The former prime minister said he had been attracted by the race because "I led our party into a massive election victory less than three years ago - and I believe I am therefore uniquely placed to avert a general election now.

"A general election would be a further disastrous distraction just when the government must focus on the economic pressures faced by families across the country."

He added: "I believe I am well placed to deliver a Conservative victory in 2024 - and tonight I can confirm that I have cleared the very high hurdle of 102 nominations, including a proposer and a seconder, and I could put my nomination in tomorrow.

"There is a very good chance that I would be successful in the election with Conservative Party members - and that I could indeed be back in Downing Street on Friday.
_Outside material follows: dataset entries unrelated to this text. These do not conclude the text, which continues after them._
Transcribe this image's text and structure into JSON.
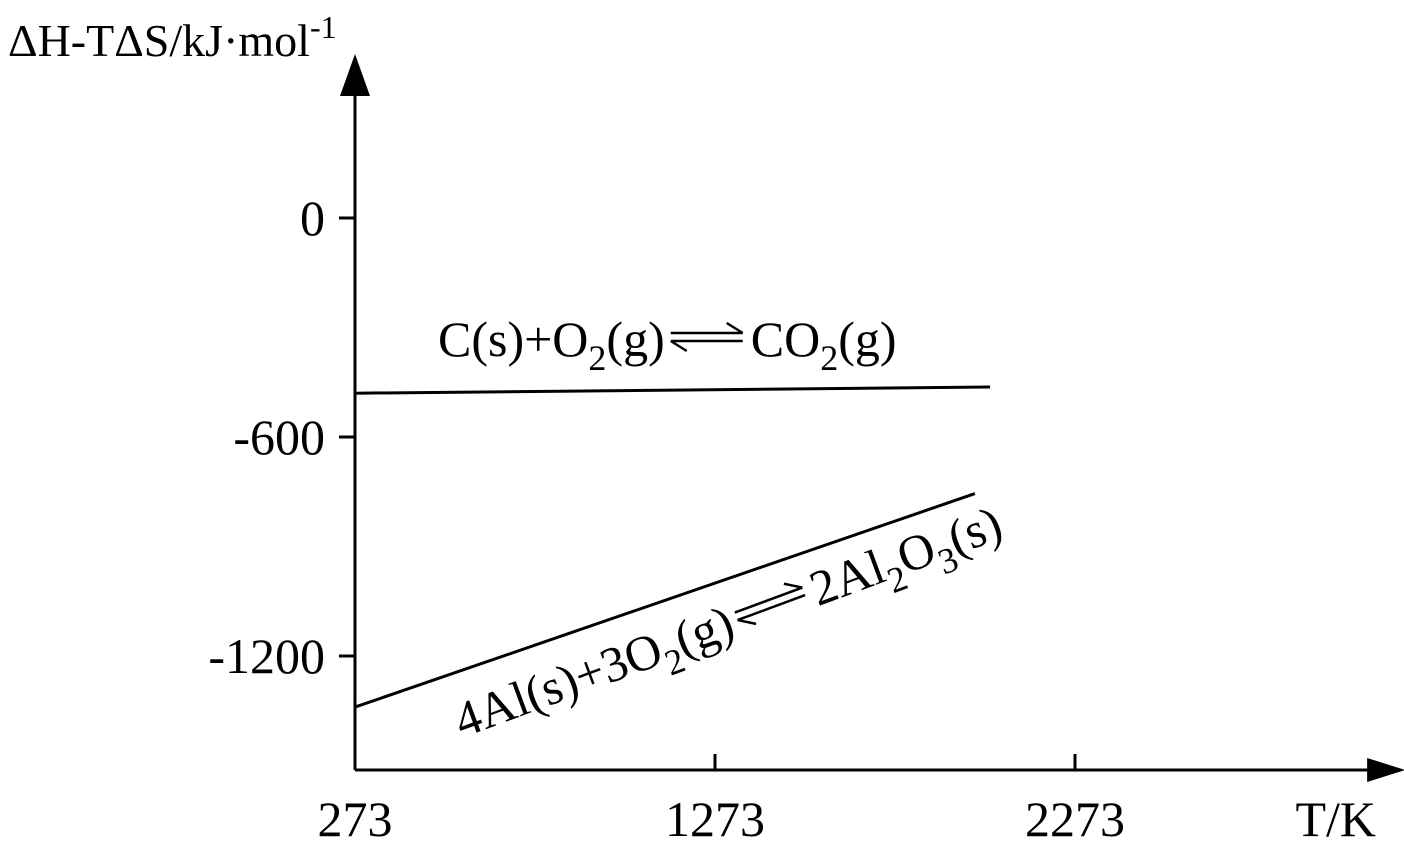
{
  "chart_data": {
    "type": "line",
    "y_axis": {
      "label": "ΔH-TΔS/kJ·mol",
      "label_sup": "-1",
      "ticks": [
        0,
        -600,
        -1200
      ],
      "tick_labels": [
        "0",
        "-600",
        "-1200"
      ]
    },
    "x_axis": {
      "label": "T/K",
      "ticks": [
        273,
        1273,
        2273
      ],
      "tick_labels": [
        "273",
        "1273",
        "2273"
      ]
    },
    "series": [
      {
        "equation": [
          "C(s)+O",
          "2",
          "(g)",
          "CO",
          "2",
          "(g)"
        ],
        "x": [
          273,
          2037
        ],
        "y": [
          -480,
          -463
        ]
      },
      {
        "equation": [
          "4Al(s)+3O",
          "2",
          "(g)",
          "2Al",
          "2",
          "O",
          "3",
          "(s)"
        ],
        "x": [
          273,
          1995
        ],
        "y": [
          -1340,
          -755
        ]
      }
    ],
    "ylim": [
      -1500,
      400
    ],
    "xlim": [
      273,
      3090
    ]
  }
}
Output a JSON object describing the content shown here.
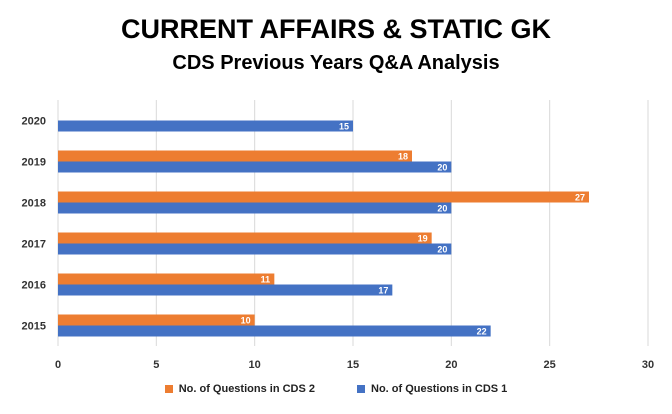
{
  "chart_data": {
    "type": "bar",
    "orientation": "horizontal",
    "title": "CURRENT AFFAIRS & STATIC GK",
    "subtitle": "CDS Previous Years Q&A Analysis",
    "categories": [
      "2015",
      "2016",
      "2017",
      "2018",
      "2019",
      "2020"
    ],
    "series": [
      {
        "name": "No. of Questions in CDS 2",
        "color": "#ED7D31",
        "values": [
          10,
          11,
          19,
          27,
          18,
          null
        ]
      },
      {
        "name": "No. of Questions in CDS 1",
        "color": "#4472C4",
        "values": [
          22,
          17,
          20,
          20,
          20,
          15
        ]
      }
    ],
    "xlim": [
      0,
      30
    ],
    "xticks": [
      0,
      5,
      10,
      15,
      20,
      25,
      30
    ],
    "grid": "vertical",
    "legend": "bottom",
    "data_labels": true
  }
}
"But in the course of the last days I have sadly come to the conclusion that this would simply not be the right thing to do.

"You can't govern effectively unless you have a united party in Parliament."

He said he had reached out to both Mr Sunak and Ms Mordaunt because he had "hoped that we could come together in the national interest - we have sadly not been able to work out a way of doing this.

"Therefore I am afraid the best thing is that I do not allow my nomination to go forward and commit my support to whoever succeeds.

"I believe I have much to offer but I am afraid that this is simply not the right time."

Mr Sunak tweeted that "we will always be grateful" for Mr Johnson's work in office, including the delivery of Brexit and the vaccine rollout.

"Although he has decided not to run for PM again, I truly hope he continues to contribute to public life at home and abroad," he wrote.

And while Mr Sunak forges ahead as the frontrunner, sources close to the ex-chancellor said "we are not taking anything for granted".

"Rishi will be continuing to talk to colleagues tomorrow morning before nomination papers go in, and discussing how best to unite the party and take the country forward," they told the BBC.

Mr Johnson became prime minister after winning the election in 2019 but resigned in July after a revolt by cabinet ministers over his leadership.

Liz Truss succeeded him as the UK's 56th prime minister, claiming victory over Rishi Sunak in a leadership contest over the summer.

But her short-lived premiership lasted just 45 days.

She resigned on Thursday following her mini-Budget on 23 September, subsequent economic turmoil and successive government U-turns, triggering the second leadership contest in three months.